A low cost, user friendly system for the collection and analysis of ultrasonic sound with synchronous video
Organizers: Katrin Schenk, (Randolph College & VocTech); Noelle Wojciechowski (Randolph College); Zach Desgain (Randolph College & VocTech)
Many neuropsychiatric diseases are associated with communication and/or social deficits. For instance, autism, traumatic brain injury, phthalate exposure, etc. Crucial to these research efforts are mouse models of these disorders. The use of Ultrasonic Vocalizations (USV) in the assessment of mouse models of disease has risen very sharply in the last 5-7 years and is rapidly becoming a standard behavioral test for communication and social deficits [1-3]. However, the adoption of an USV assay has been significantly hindered by the difficulty and expense of data collection as well as various technical and scientific issues surrounding the processing and analysis of USV data including the lack of the ability to collect synchronous video data. Many labs would like to pilot USV tests but are prohibited from doing so by the expense of obtaining the equipment and the relative level of expertise one needs to correctly collect and analyze USVs.
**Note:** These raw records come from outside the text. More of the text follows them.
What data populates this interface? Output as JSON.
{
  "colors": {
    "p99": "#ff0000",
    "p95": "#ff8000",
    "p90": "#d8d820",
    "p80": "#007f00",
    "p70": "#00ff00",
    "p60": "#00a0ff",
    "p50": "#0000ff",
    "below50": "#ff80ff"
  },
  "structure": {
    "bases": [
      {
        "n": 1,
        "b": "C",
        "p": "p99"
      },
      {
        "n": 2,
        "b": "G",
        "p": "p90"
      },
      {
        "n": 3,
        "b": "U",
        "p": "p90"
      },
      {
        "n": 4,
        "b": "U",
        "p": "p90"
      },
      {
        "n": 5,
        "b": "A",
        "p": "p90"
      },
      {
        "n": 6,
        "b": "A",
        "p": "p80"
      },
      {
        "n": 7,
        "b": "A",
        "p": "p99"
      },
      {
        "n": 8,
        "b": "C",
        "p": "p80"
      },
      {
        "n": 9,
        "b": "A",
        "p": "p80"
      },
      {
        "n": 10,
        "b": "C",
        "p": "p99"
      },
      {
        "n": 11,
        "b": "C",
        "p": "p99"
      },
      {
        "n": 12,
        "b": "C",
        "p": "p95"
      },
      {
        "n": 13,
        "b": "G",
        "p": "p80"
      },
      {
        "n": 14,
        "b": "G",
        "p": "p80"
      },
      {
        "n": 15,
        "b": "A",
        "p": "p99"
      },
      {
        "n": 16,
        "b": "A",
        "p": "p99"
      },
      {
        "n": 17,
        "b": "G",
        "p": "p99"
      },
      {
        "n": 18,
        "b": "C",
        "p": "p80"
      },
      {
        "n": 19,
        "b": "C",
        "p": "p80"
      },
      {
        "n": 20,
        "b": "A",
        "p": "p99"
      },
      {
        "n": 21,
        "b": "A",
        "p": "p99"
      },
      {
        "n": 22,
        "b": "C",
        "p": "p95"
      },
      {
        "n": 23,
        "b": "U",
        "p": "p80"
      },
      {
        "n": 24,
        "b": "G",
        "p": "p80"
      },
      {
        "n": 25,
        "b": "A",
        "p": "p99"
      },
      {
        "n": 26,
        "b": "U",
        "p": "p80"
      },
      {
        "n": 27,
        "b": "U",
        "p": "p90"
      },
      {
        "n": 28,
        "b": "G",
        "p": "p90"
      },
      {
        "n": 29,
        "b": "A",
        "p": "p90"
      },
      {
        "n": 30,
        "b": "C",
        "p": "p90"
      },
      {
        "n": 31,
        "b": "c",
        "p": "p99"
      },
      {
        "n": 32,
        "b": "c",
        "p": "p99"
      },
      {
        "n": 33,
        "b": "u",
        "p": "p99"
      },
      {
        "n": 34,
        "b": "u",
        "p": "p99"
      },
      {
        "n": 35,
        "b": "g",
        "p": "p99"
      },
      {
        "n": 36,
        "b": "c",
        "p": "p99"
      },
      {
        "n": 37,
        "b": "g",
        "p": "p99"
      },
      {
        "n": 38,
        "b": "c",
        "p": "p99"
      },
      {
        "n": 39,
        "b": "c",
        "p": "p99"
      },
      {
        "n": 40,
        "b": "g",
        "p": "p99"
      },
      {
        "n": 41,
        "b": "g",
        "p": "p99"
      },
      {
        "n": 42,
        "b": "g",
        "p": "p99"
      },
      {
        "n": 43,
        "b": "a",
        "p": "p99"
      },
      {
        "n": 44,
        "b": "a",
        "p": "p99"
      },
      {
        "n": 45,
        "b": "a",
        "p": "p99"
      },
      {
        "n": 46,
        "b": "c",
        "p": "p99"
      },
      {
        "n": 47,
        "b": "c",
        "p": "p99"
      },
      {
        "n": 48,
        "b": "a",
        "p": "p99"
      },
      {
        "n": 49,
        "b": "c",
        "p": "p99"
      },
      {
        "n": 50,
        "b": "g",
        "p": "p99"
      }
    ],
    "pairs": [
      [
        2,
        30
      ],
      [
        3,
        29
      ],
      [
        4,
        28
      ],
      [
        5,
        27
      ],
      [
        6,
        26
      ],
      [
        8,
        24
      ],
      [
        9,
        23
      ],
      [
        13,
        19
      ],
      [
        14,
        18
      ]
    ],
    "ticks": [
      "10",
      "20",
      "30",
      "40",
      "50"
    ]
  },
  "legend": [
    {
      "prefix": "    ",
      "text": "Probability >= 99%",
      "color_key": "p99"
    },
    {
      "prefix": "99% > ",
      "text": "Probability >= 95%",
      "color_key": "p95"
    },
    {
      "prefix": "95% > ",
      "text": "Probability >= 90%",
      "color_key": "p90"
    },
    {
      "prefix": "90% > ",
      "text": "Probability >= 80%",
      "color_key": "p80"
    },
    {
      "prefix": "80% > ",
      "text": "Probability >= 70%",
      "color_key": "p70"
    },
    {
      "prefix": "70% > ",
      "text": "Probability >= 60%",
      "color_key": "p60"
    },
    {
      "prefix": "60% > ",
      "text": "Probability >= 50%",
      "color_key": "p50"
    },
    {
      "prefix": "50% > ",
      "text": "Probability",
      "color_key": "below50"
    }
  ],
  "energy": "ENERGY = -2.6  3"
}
This demonstration will provide attendees with an introduction to the collection and analysis of mouse USV data using a low-cost system developed by VocTech. This system integrates off-the-shelf, state-of-the-art components with custom built modules for sound data collection and for the collection of synchronous video data (See below). Rigs are also available for ultrasonic playback.
For data analysis we introduce a new analysis service that gives users publication ready analyses and only requires that the user upload their data to VocTech’s cloud servers where users can choose from an array of analysis and statistics methods (examples shown below).
1. Mu Yang, Elena J. Mahrt, Freeman Lewis, Gillian Foley, Thomas Portmann, Ricardo E. Dolmetsch, Christine V. Portfors, and Jacqueline N. Crawley, “16p11.2 Deletion Syndrome Mice Display Sensory and Ultrasonic Vocalization Deficits During Social Interactions”, Autism Res. 2015 Feb 7.
2. Doran SJ, Trammel C, Benashaski SE, Venna VR, McCullough LD., “Ultrasonic vocalization changes and FOXP2 expression after experimental stroke.“ Behav Brain Res. 2015 Jan 31;283C:154-161
3. Semple, B, Noble-Haeusslein, L., Kwon, Y., Pingdewinde, S., Gibson, M., Grissom, S., *Brown, S., Adahman, Z., Hollingsworth, C., Kwakye, A., Gimlin, K., Wilde, E., Hanten, G., Levin, H., Schenk, A.K.,Sociosexual and Communication Deficits after Traumatic Injury to the Developing Muring Brain, PLOS One, 9(8) , e10385. (2014)
4. Young, D., Schenk, A., Yang, S.-B., Jan, Y. & Jan, L. Altered ultrasonic vocalizations in a tuberous sclerosis mouse model of autism. Proceedings of the National Academy of Sciences of the United States of America 107, 11074–9 (2010).